Тень вновь легла на исток затона, рукотворные стены исчезли из вида и глубоко врезанное русло с бегущей горячей водой покрылось густым туманом, ибо в воздухе похолодало. Бессмертная не услышала его, либо не пожелала услышать, приняв за чужеродца. Там, внизу, наступила ночь, хотя над горами все еще полыхало закатное солнце, а по обычаю, русы запирали свое жилище и отходили ко сну, поскольку вместе с темнотой наступало время навий, день для мертвых. Сивер с варягами пришел издалека и мог бы нарушить обычай, но после стрибожьих ветров, высланных ему навстречу, опасался разгневать Вящеславу и не решился в такой час тревожить ее: по преданию, бессмертные омолаживаются во время короткого, от заката до восхода, забытья и возвращают назад прожитый день, тогда как смертные во сне лишь приближаются к своей смерти. В полунощной стороне Арварского моря летняя ночь длилась всего около часа и потому сон должен быть покойным и безмятежным. Если же разбудить, то вечная арварка состарится на этот самый день.

Конечно же, она могла бы пожертвовать мгновением для бессмертных, коли бы знала, по какой нужде посольство отправилось за три моря, из Варяжского в Арварское, чтоб отыскать неведомый крохотный островок под Полунощной звездой…
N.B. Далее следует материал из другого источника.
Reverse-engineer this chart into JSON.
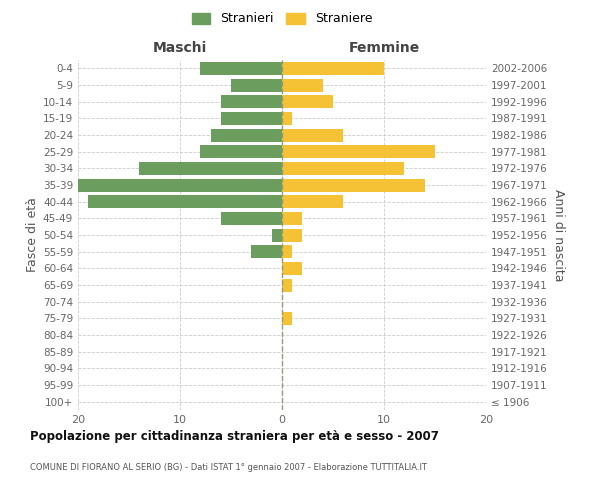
{
  "age_groups": [
    "100+",
    "95-99",
    "90-94",
    "85-89",
    "80-84",
    "75-79",
    "70-74",
    "65-69",
    "60-64",
    "55-59",
    "50-54",
    "45-49",
    "40-44",
    "35-39",
    "30-34",
    "25-29",
    "20-24",
    "15-19",
    "10-14",
    "5-9",
    "0-4"
  ],
  "birth_years": [
    "≤ 1906",
    "1907-1911",
    "1912-1916",
    "1917-1921",
    "1922-1926",
    "1927-1931",
    "1932-1936",
    "1937-1941",
    "1942-1946",
    "1947-1951",
    "1952-1956",
    "1957-1961",
    "1962-1966",
    "1967-1971",
    "1972-1976",
    "1977-1981",
    "1982-1986",
    "1987-1991",
    "1992-1996",
    "1997-2001",
    "2002-2006"
  ],
  "maschi": [
    0,
    0,
    0,
    0,
    0,
    0,
    0,
    0,
    0,
    3,
    1,
    6,
    19,
    20,
    14,
    8,
    7,
    6,
    6,
    5,
    8
  ],
  "femmine": [
    0,
    0,
    0,
    0,
    0,
    1,
    0,
    1,
    2,
    1,
    2,
    2,
    6,
    14,
    12,
    15,
    6,
    1,
    5,
    4,
    10
  ],
  "color_maschi": "#6b9e5e",
  "color_femmine": "#f5c135",
  "title": "Popolazione per cittadinanza straniera per età e sesso - 2007",
  "subtitle": "COMUNE DI FIORANO AL SERIO (BG) - Dati ISTAT 1° gennaio 2007 - Elaborazione TUTTITALIA.IT",
  "ylabel_left": "Fasce di età",
  "ylabel_right": "Anni di nascita",
  "xlabel_left": "Maschi",
  "xlabel_right": "Femmine",
  "legend_maschi": "Stranieri",
  "legend_femmine": "Straniere",
  "xlim": 20,
  "background_color": "#ffffff",
  "grid_color": "#cccccc"
}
Сивер вернулся на горы, когда остывающее солнце опускалось в зыбкую воду, перечеркивая море багровым Даждьбожьим путем. Ватажники собрали хворост, подняли снизу плавник и доски от разбитых кораблей, приготовили костер, но не зажигали его; обратившись на закат, сцепившись руками, они стояли разорванным кругом и пели древний арварский гимн ожидания Варяжа – лунного тепла, распевный и ныне почти забытый. Обычно его пели матери над зыбками, как колыбельные, и теперь варяги таким образом вздумали ублажить сон Вящеславы, напомнить ей прошлое, вызвать чувство тоски по родине и близким, а заодно и согреть. Бессмертная несомненно слышала этот гимн даже в забытьи, ибо не громкий, низкий, но мощный распев доставал Кладовеста, отражался от него, как от зерцала, и многократно усиленный, стекал с неба согревающим излучением, напоминая благодатные столетия теплого времени Варяжа.
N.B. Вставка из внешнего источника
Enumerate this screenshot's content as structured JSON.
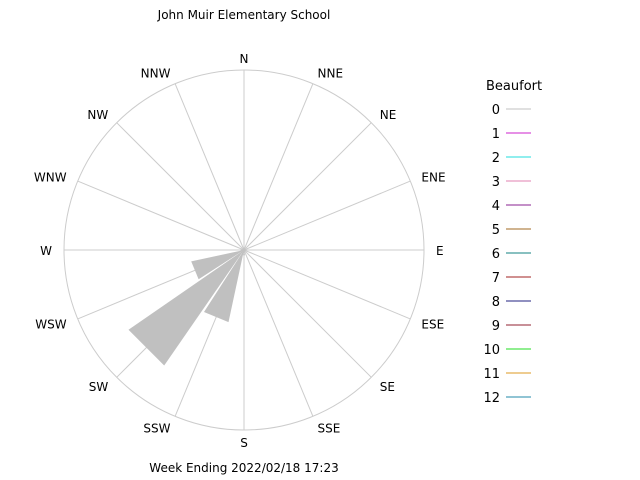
{
  "chart_data": {
    "type": "wind-rose",
    "title": "John Muir Elementary School",
    "footer": "Week Ending 2022/02/18 17:23",
    "directions": [
      "N",
      "NNE",
      "NE",
      "ENE",
      "E",
      "ESE",
      "SE",
      "SSE",
      "S",
      "SSW",
      "SW",
      "WSW",
      "W",
      "WNW",
      "NW",
      "NNW"
    ],
    "legend_title": "Beaufort",
    "legend_position": "right",
    "beaufort": [
      {
        "label": "0",
        "color": "#c0c0c0"
      },
      {
        "label": "1",
        "color": "#cc22cc"
      },
      {
        "label": "2",
        "color": "#22dddd"
      },
      {
        "label": "3",
        "color": "#e080b0"
      },
      {
        "label": "4",
        "color": "#8a2090"
      },
      {
        "label": "5",
        "color": "#a06820"
      },
      {
        "label": "6",
        "color": "#108080"
      },
      {
        "label": "7",
        "color": "#a02020"
      },
      {
        "label": "8",
        "color": "#202080"
      },
      {
        "label": "9",
        "color": "#902030"
      },
      {
        "label": "10",
        "color": "#22dd22"
      },
      {
        "label": "11",
        "color": "#dd9922"
      },
      {
        "label": "12",
        "color": "#2288aa"
      }
    ],
    "frequencies": [
      {
        "direction": "N",
        "beaufort": "0",
        "value": 0.01
      },
      {
        "direction": "NNE",
        "beaufort": "0",
        "value": 0.01
      },
      {
        "direction": "NE",
        "beaufort": "0",
        "value": 0.01
      },
      {
        "direction": "ENE",
        "beaufort": "0",
        "value": 0.01
      },
      {
        "direction": "E",
        "beaufort": "0",
        "value": 0.01
      },
      {
        "direction": "ESE",
        "beaufort": "0",
        "value": 0.01
      },
      {
        "direction": "SE",
        "beaufort": "0",
        "value": 0.01
      },
      {
        "direction": "SSE",
        "beaufort": "0",
        "value": 0.01
      },
      {
        "direction": "S",
        "beaufort": "0",
        "value": 0.03
      },
      {
        "direction": "SSW",
        "beaufort": "0",
        "value": 0.41
      },
      {
        "direction": "SW",
        "beaufort": "0",
        "value": 0.78
      },
      {
        "direction": "WSW",
        "beaufort": "0",
        "value": 0.3
      },
      {
        "direction": "W",
        "beaufort": "0",
        "value": 0.02
      },
      {
        "direction": "WNW",
        "beaufort": "0",
        "value": 0.01
      },
      {
        "direction": "NW",
        "beaufort": "0",
        "value": 0.01
      },
      {
        "direction": "NNW",
        "beaufort": "0",
        "value": 0.01
      }
    ],
    "rmax": 1.0,
    "grid": true
  }
}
На древнее звучание песни откуда-то прилетел орел и, распластав крылья, завис высоко над головами, поддерживаемый восходящим потоком голосов. Сивер замкнул круг, сцепив ладони с крайними варягами на уровне плеч, и бережно, дабы не нарушить лада и течения гимна, влился в него, как ручей в вешний, могучий поток. И в тот же миг утратил ощущение себя – единый, никому не принадлежащий и неразъемный, словно скованные нити булатной стали, глас встал столпом и достиг ушей, пожалуй, не только старой Вящеславы, но и божьего слуха.
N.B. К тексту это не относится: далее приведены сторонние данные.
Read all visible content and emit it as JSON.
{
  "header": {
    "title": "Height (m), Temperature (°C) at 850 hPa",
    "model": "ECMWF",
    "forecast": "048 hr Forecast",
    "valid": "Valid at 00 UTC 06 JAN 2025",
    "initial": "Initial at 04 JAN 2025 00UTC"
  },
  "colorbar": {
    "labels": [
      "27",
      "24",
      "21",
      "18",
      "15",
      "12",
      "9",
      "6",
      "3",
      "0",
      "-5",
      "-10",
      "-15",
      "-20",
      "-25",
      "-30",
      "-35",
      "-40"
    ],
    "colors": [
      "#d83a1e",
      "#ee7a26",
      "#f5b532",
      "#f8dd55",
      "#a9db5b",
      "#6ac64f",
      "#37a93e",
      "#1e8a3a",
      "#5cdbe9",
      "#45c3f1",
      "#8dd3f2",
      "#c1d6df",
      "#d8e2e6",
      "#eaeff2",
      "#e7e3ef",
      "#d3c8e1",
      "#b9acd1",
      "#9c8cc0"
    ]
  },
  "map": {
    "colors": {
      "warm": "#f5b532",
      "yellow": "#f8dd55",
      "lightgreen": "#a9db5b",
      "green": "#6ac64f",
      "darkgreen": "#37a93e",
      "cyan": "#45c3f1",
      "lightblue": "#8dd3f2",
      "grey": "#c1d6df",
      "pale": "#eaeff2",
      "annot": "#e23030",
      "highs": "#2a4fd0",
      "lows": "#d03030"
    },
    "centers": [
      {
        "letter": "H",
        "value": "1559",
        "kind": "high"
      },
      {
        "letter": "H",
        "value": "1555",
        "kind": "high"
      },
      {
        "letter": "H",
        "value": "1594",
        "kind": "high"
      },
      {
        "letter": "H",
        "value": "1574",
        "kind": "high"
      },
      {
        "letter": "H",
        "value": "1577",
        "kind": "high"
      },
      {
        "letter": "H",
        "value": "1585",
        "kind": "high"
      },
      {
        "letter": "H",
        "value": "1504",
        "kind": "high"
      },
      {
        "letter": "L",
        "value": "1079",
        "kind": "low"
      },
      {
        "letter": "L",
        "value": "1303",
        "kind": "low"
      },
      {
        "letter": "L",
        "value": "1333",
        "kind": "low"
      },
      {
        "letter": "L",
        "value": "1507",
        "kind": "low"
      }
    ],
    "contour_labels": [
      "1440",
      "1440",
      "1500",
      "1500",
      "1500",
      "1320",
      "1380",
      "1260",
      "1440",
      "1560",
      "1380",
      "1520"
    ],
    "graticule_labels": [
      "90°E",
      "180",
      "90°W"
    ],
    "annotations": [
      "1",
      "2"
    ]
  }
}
Когда точно так же сложилась и сковалась воля поющих, Сивер расцепил круг и коснулся приготовленных дров – костер полыхнул снизу доверху, озарив плоскую вершину хребта. Земля окрест потемнела, будто отступила в сумерки, но зато еще ярче высветлилось над головами лазоревое, летнее небо. Это был священный огонь, зажженный совокуплением внутреннего пламени ватажников, их волей; обыкновенно на него, как и доныне мотыльки, собирались все арвары, находящиеся в пределах видимости свечения или отблесков – древнее и вечное притяжение к огню и друг к другу, малопонятное для иноземцев, особенно из жарких стран, где костры разводили, чтобы приготовить пищу.